Another area to look out for is the integration of LLMs and analytical systems. Flattened and semantically labelled data can make it easier for AI tools to access them allowing for a wide variety of potential applications such as highly interactive clinical decision support tools and health data analytics tools.
Through these initiatives and more, Health Samurai and Nikolai continue to work towards building a future where health tech is modular, developer-friendly, community driven and interoperable.
Conclusion#
Nikolai’s journey with Health Samurai, from building a small cloud EHR to launching Aidbox is a story of passion, experimentation and community. By using FHIR as a foundation for data storage and modelling, they change the conventional health information paradigm, and end up with a generic and extensible data architecture.
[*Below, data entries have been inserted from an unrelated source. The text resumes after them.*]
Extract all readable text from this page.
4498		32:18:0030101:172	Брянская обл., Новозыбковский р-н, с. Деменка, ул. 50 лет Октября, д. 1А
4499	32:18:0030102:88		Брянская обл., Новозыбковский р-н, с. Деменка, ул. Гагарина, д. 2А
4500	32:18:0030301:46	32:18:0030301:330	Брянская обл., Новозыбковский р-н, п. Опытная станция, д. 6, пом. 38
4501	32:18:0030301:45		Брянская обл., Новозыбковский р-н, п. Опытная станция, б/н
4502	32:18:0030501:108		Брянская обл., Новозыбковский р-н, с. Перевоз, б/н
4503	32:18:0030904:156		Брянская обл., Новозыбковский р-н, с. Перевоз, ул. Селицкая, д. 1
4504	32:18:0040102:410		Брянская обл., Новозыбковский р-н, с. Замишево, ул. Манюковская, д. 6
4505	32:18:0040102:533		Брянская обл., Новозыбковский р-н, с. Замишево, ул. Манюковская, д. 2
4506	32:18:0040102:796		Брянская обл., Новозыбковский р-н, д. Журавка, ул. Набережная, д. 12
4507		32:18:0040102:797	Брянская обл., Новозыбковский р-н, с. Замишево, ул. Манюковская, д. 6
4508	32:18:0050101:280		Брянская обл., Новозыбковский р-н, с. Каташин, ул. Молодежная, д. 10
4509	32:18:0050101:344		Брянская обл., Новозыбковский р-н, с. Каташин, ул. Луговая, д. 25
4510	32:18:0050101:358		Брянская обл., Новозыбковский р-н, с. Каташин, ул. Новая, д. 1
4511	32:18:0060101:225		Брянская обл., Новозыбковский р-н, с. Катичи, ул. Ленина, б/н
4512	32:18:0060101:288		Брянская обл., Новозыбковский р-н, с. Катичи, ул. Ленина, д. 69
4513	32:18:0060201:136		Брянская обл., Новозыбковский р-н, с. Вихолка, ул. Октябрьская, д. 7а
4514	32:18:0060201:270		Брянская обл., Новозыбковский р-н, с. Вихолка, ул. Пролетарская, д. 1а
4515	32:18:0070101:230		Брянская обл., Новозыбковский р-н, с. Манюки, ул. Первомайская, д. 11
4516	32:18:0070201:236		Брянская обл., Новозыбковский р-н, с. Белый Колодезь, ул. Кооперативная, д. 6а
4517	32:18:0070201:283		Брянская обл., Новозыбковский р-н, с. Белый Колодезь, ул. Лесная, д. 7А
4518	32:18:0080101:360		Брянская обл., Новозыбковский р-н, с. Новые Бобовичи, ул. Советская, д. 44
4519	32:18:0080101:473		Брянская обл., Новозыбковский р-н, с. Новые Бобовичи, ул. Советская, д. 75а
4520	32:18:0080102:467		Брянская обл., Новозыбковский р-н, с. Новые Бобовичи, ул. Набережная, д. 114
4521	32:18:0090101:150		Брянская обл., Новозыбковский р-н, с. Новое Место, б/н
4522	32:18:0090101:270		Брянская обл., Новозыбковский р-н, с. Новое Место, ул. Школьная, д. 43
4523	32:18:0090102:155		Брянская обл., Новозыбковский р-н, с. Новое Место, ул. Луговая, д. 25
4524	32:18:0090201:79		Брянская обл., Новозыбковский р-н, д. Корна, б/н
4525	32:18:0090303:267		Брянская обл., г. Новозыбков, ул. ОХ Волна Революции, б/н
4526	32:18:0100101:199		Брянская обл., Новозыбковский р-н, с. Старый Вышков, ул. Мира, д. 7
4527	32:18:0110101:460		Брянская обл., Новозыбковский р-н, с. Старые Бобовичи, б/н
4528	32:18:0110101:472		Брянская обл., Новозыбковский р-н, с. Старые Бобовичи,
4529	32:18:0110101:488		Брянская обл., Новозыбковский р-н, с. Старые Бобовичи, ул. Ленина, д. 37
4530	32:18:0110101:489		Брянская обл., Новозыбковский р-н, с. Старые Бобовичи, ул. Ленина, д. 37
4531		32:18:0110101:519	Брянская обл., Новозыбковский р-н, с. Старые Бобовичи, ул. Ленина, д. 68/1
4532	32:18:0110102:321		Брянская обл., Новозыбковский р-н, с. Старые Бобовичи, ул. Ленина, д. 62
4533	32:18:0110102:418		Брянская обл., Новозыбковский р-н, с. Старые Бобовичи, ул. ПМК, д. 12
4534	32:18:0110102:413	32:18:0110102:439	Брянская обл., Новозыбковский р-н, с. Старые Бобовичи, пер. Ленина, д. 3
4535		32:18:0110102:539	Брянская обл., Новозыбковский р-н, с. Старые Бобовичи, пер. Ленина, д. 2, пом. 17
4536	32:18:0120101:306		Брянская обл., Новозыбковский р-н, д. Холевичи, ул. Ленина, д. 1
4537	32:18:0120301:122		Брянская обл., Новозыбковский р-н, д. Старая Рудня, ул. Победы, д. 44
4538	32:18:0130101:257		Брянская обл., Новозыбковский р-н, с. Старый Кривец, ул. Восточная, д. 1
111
The innovation in Nikolai’s vision extends beyond the novel FHIR-first data model and philosophy of Aidbox. SQL-on-FHIR capabilities make healthcare data truly accessible for real-time analytics tools. Extending into the future, this vision for innovation includes a modular and composable “Atomic EHR” with healthcare applications that support plug-and-play functionalities. This depends on developing robust Implementation Guides, scalable security models, and shared terminology services. Future tooling is also something to look towards, with automated SDK generation and AI friendly data transformation.
The role of the FHIR community in this journey is tangible, with Nikolai making multiple references during the conversation with Sidharth. We strongly believe in the power of community too, and encourage you to get involved where it interests you.